TL;DR: Key limitations: small datasets (the SN-AM dataset has only 190 images), only 2 of 10 studies performed external validation, dependency on image quality, computational complexity, and limited model interpretability. The 100% accuracy reported by some models should be viewed cautiously given these constraints.
Pages 11-12
Genomic Integration, Standardized Benchmarks, and Clinical Deployment

Molecular and genomic data integration: The authors emphasize that future research should combine image-based analyses with molecular and genomic data. Currently, all ten reviewed studies rely exclusively on morphological features from bone marrow images. Incorporating genomic information could provide a more holistic assessment of ALL cases, potentially enabling not just diagnosis but also subtype classification and prognostic stratification. Building AI models that can interpret both imaging and molecular/genomic data simultaneously represents a major opportunity for the field.

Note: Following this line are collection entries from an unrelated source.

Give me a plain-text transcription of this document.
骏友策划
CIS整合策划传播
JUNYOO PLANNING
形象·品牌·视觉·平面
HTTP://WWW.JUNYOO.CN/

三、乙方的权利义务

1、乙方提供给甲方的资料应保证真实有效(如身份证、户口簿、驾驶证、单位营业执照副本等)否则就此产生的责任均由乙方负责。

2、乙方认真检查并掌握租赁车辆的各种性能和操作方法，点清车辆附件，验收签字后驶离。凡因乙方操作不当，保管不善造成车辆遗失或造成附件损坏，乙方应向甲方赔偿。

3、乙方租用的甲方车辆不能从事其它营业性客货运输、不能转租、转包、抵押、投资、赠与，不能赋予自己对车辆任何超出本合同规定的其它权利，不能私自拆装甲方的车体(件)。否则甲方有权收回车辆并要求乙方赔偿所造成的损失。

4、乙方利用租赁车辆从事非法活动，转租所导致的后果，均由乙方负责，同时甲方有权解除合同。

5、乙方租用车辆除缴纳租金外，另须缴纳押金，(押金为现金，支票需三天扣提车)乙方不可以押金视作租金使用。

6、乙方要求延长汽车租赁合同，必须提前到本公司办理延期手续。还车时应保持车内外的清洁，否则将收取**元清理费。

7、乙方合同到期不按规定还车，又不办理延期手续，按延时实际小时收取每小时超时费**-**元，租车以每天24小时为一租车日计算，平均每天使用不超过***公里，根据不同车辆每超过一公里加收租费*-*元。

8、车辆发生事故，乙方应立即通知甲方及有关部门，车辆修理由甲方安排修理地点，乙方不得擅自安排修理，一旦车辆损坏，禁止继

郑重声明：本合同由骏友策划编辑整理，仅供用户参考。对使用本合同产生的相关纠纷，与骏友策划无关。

Larger and more diverse datasets: Expanding dataset sizes and ensuring representation across different patient populations, imaging equipment, staining protocols, and clinical centers is critical. The authors note that including more complex samples, such as those with 10-15% blast cells in otherwise normal marrow, would provide a more rigorous test of deep learning's ability to distinguish normal from malignant blasts in borderline cases. Multi-institutional data sharing and federated learning approaches could help address dataset limitations without requiring centralized data collection.

Standardized evaluation protocols: Establishing standardized protocols for external validation and cross-institutional benchmarking would make it possible to reliably compare models. Currently, the diversity in datasets, validation methods, and reported metrics makes it difficult to determine which architectures truly perform best. The authors advocate for comprehensive evaluation frameworks that incorporate external validation and real-world clinical testing as mandatory components.

Finer disease subtype classification: Most reviewed models focused on binary classification (ALL vs. MM or ALL vs. healthy) or broad multi-class tasks. Future work should explore finer-grained subtype classification, distinguishing between specific ALL subtypes (L1, L2, L3) or classifying rare leukemia variants. Yang et al.'s MobileViTv2, which handled 6 disease categories plus healthy controls, represents a step in this direction, but further refinement is needed. Optimizing lightweight architectures for clinical deployment, where inference speed and computational cost matter as much as accuracy, is another priority.

TL;DR: Key future priorities include integrating genomic/molecular data with image analysis, building larger multi-institutional datasets (including borderline 10-15% blast cases), establishing standardized external validation protocols, and developing finer subtype classification. Lightweight models like MobileViTv2 (9.8M parameters) point toward clinically deployable architectures.
Citation: Elsayed B, Elhadary M, Elshoeibi RM, et al.. Open Access, 2023. Available at: PMC10731043. DOI: 10.3389/fonc.2023.1330977. License: cc by.